Pre-Foreclosure

Pre-foreclosure is the first stage of a legal proceeding that can end in a property being taken from a defaulted borrower. Pre-foreclosure is when the lender files a Notice of default on the property to notify the borrower that the terms for late payments have been exceeded. The notice of default informs the borrower that the lender is taking legal action to foreclose. If a borrower finds themselves in preforeclosure, there are a few options. Sometimes, lenders will even negotiate with borrowers to prevent them from moving into foreclosure.

How Pre-Foreclosure Works

 

A contract is signed by a home buyer when they take out a loan to buy a property. They agree to repay the mortgage loan in accordance with a contractual agreement. Typically, the monthly installments are made. The monthly payments are typically structured to cover a portion of the principal or interest on the mortgage.


Standard mortgage contracts are usually in default when a borrower is unable to pay for three consecutive months. Usually, pre-foreclosure is authorized by the lender at that point.


A copy of the notice of default is sent to the borrower. This information is made public by filing with a court. This is the beginning of the pre-foreclosure procedure, which can take up to a year and vary by state.

A foreclosure proceeding follows several steps. Pre-foreclosure is initiated when the notice of default is issued. The lien of the lender has to be approved by a judge.


Lenders will often be more open to negotiating backdated payment and loan modifications in order to avoid costly foreclosure proceedings. After a foreclosure is granted, the lender can proceed to a public trustee auction.

 

Pre-Foreclosure Pros & Cons

 

Pre-foreclosure can be used to sell a home. This can work out in the best interest of all parties. The homeowner can sell their home to avoid the credit damage that foreclosure could cause. The property can often be purchased for less than market value. The lender doesn't have the obligation to pay for a foreclosure proceeding or to sell the property.

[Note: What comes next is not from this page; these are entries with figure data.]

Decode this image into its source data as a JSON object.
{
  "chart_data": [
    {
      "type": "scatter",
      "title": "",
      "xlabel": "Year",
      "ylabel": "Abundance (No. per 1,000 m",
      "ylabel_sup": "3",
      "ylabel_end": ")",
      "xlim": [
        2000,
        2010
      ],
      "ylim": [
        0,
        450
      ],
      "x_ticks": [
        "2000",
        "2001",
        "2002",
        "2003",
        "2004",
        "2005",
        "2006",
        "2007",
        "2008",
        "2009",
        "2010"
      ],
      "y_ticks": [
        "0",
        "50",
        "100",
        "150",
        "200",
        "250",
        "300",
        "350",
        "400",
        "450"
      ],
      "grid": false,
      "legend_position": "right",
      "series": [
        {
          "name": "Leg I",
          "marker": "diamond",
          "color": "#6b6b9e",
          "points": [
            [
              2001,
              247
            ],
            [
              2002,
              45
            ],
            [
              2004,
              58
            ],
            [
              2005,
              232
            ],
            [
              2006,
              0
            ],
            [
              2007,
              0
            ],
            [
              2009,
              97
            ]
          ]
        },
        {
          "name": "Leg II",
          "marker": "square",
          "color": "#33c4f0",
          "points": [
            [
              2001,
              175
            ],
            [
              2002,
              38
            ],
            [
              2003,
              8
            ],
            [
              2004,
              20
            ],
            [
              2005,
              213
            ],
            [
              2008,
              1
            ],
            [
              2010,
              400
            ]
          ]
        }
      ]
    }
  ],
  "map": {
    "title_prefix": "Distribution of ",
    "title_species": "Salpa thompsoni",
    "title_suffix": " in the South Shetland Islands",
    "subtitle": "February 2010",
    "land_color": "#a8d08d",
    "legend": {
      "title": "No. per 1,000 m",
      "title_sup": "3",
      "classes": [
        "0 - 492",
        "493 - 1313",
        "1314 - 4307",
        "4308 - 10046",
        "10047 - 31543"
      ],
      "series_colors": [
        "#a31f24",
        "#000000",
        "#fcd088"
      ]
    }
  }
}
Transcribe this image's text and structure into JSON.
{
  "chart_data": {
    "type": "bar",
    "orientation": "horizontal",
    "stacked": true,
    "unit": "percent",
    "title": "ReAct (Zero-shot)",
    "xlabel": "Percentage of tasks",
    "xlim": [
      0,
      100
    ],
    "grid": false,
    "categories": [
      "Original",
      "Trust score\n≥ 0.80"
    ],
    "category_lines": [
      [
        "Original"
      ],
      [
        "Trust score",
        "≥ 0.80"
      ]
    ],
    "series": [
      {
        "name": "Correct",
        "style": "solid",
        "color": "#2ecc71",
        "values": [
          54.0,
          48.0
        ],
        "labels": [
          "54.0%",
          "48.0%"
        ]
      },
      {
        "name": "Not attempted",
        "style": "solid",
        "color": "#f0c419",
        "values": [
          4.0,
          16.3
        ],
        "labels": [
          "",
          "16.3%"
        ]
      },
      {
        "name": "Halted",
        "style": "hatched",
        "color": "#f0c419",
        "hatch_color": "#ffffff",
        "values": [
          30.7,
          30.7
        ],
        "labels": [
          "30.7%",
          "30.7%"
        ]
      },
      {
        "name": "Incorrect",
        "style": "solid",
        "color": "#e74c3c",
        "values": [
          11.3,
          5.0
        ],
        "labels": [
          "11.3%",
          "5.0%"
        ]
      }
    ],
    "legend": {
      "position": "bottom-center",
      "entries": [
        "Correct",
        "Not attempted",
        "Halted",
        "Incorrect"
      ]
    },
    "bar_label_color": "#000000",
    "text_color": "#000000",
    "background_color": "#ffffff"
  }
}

Selling a property on your own is difficult, especially as there are many legalities and disclosure requirements that the seller must follow. Pre-foreclosed properties must be made aware of any tax liens and unpaid taxes. These could be transferred to the new owners without proper documentation or disclosure.

The lender can grant authorization to the lien and can then evict the owner. At this point, the bank is the owner of the property and will likely try to sell it at a lower price than its ongoing expenses like taxes and insurance.